Configuring experiments:
Ability to support n number of buckets:
For eg: if we choose 2 buckets A/B
A will be the control. Control is generally the current version of your user experience.
B would be the variant. The sum of the variants would always be 100% and the default distribution would be even i.e. a 50-50 bucket.
However there should exist an ability to change the distribution percentage. Depending upon the percentage of each bucket, traffic would get distributed in accordance.
Creating and managing variants:
Ability to manage variants allowing for variant name, and an optional payload. Each variant may / may not carry a payload. The payload could be used to change the form or path on the implementing experiment. For eg, my changing the payload I might change the colour of a button from red to green.
Dialling traffic distribution:
Ability to dial traffic up. For eg one can start with a 80/20 with 80 on control and over time there should be an ability to dial traffic to variant by reducing the control. Dialling down is not in scope of v1.
Segment selection :
Ability to choose the segment on which the experiment would be executed. A segment essentially is a cohort of users. Eg: All users, New users, Repeat users, custom defined users.
Segment size exposure :
Ability to select the percentage of users to which the experiment will be exposed. Meaning open up the experiment to 30% of new users or 100% of repeat users.

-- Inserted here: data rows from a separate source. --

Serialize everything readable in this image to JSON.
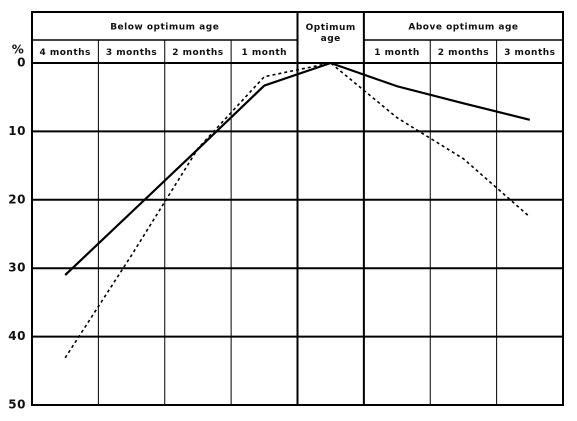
{
  "chart_data": {
    "type": "line",
    "group_labels": [
      "Below optimum age",
      "Above optimum age"
    ],
    "categories": [
      "4 months",
      "3 months",
      "2 months",
      "1 month",
      "Optimum age",
      "1 month",
      "2 months",
      "3 months"
    ],
    "y_label": "%",
    "ylim": [
      0,
      50
    ],
    "yticks": [
      0,
      10,
      20,
      30,
      40,
      50
    ],
    "y_inverted": true,
    "grid": true,
    "series": [
      {
        "color": "#000000",
        "dashed": false,
        "values": [
          31,
          21.8,
          12.6,
          3.3,
          0,
          3.4,
          5.9,
          8.3
        ]
      },
      {
        "color": "#000000",
        "dashed": true,
        "values": [
          43.1,
          28.1,
          12.5,
          2,
          0,
          8,
          14,
          22.5
        ]
      }
    ]
  }
}
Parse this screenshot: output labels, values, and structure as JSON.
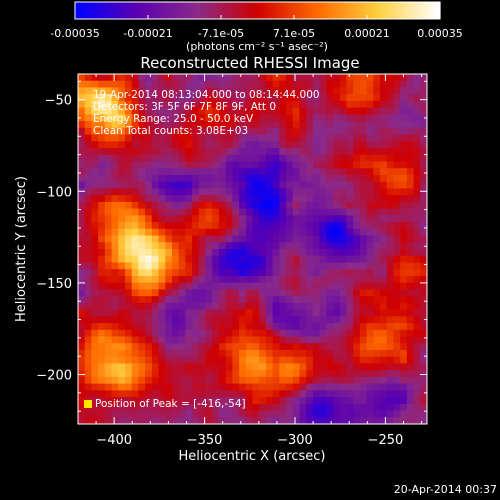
{
  "colorbar": {
    "tick_labels": [
      "-0.00035",
      "-0.00021",
      "-7.1e-05",
      "7.1e-05",
      "0.00021",
      "0.00035"
    ],
    "unit_label": "(photons cm⁻² s⁻¹ asec⁻²)",
    "range": [
      -0.00035,
      0.00035
    ],
    "colors": [
      "#0000ff",
      "#5a00b0",
      "#8a2a8a",
      "#d00000",
      "#ff6a00",
      "#ffd040",
      "#ffffff"
    ]
  },
  "chart_data": {
    "type": "heatmap",
    "title": "Reconstructed RHESSI Image",
    "xlabel": "Heliocentric X (arcsec)",
    "ylabel": "Heliocentric Y (arcsec)",
    "xlim": [
      -420,
      -227
    ],
    "ylim": [
      -227,
      -36
    ],
    "x_ticks": [
      -400,
      -350,
      -300,
      -250
    ],
    "y_ticks": [
      -50,
      -100,
      -150,
      -200
    ],
    "annotations": [
      "19-Apr-2014 08:13:04.000 to 08:14:44.000",
      "Detectors: 3F 5F 6F 7F 8F 9F, Att 0",
      "Energy Range: 25.0 - 50.0 keV",
      "Clean    Total counts: 3.08E+03"
    ],
    "peak_label": "Position of Peak = [-416,-54]",
    "peak": [
      -416,
      -54
    ],
    "hot_spots": [
      {
        "x": -405,
        "y": -55,
        "v": 0.00035
      },
      {
        "x": -378,
        "y": -140,
        "v": 0.00033
      },
      {
        "x": -395,
        "y": -120,
        "v": 0.00024
      },
      {
        "x": -345,
        "y": -115,
        "v": 0.00022
      },
      {
        "x": -405,
        "y": -190,
        "v": 0.00022
      },
      {
        "x": -385,
        "y": -200,
        "v": 0.00018
      },
      {
        "x": -300,
        "y": -200,
        "v": 0.0002
      },
      {
        "x": -320,
        "y": -195,
        "v": 0.00016
      },
      {
        "x": -335,
        "y": -180,
        "v": 0.00014
      },
      {
        "x": -300,
        "y": -150,
        "v": 0.00012
      },
      {
        "x": -250,
        "y": -95,
        "v": 0.00016
      },
      {
        "x": -245,
        "y": -175,
        "v": 0.00014
      },
      {
        "x": -265,
        "y": -190,
        "v": 0.00012
      },
      {
        "x": -310,
        "y": -55,
        "v": 0.00011
      },
      {
        "x": -260,
        "y": -45,
        "v": 0.00012
      },
      {
        "x": -355,
        "y": -70,
        "v": 0.0001
      },
      {
        "x": -240,
        "y": -140,
        "v": 0.0001
      }
    ],
    "cold_spots": [
      {
        "x": -320,
        "y": -100,
        "v": -0.00028
      },
      {
        "x": -300,
        "y": -165,
        "v": -0.00025
      },
      {
        "x": -330,
        "y": -135,
        "v": -0.00022
      },
      {
        "x": -290,
        "y": -215,
        "v": -0.00024
      },
      {
        "x": -275,
        "y": -125,
        "v": -0.00018
      },
      {
        "x": -365,
        "y": -100,
        "v": -0.00018
      },
      {
        "x": -360,
        "y": -170,
        "v": -0.00016
      },
      {
        "x": -255,
        "y": -215,
        "v": -0.00015
      }
    ]
  },
  "footer": {
    "timestamp": "20-Apr-2014 00:37"
  }
}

Where new users and repeat users are segments.
Sticky buckets:
Users once allocated to a particular bucket would continue to stay inside that bucket until the experiment has been concluded.
Configuring and measuring success metrics:
Ability to configure success metrics for a given experiment. Ability to configure watch metrics (l1)
Ability to measure the movement on those metrics through simple user interfaces.
Exclusivity
Ability to reserve users to one experiment only and not allow them to be part of any other on going experiments.
Statistical significance:
Until such time there is enough evidence collected an experiment will remain inconclusive. Ability to determine whether there is enough evidence collected such that an experiment can be derived off.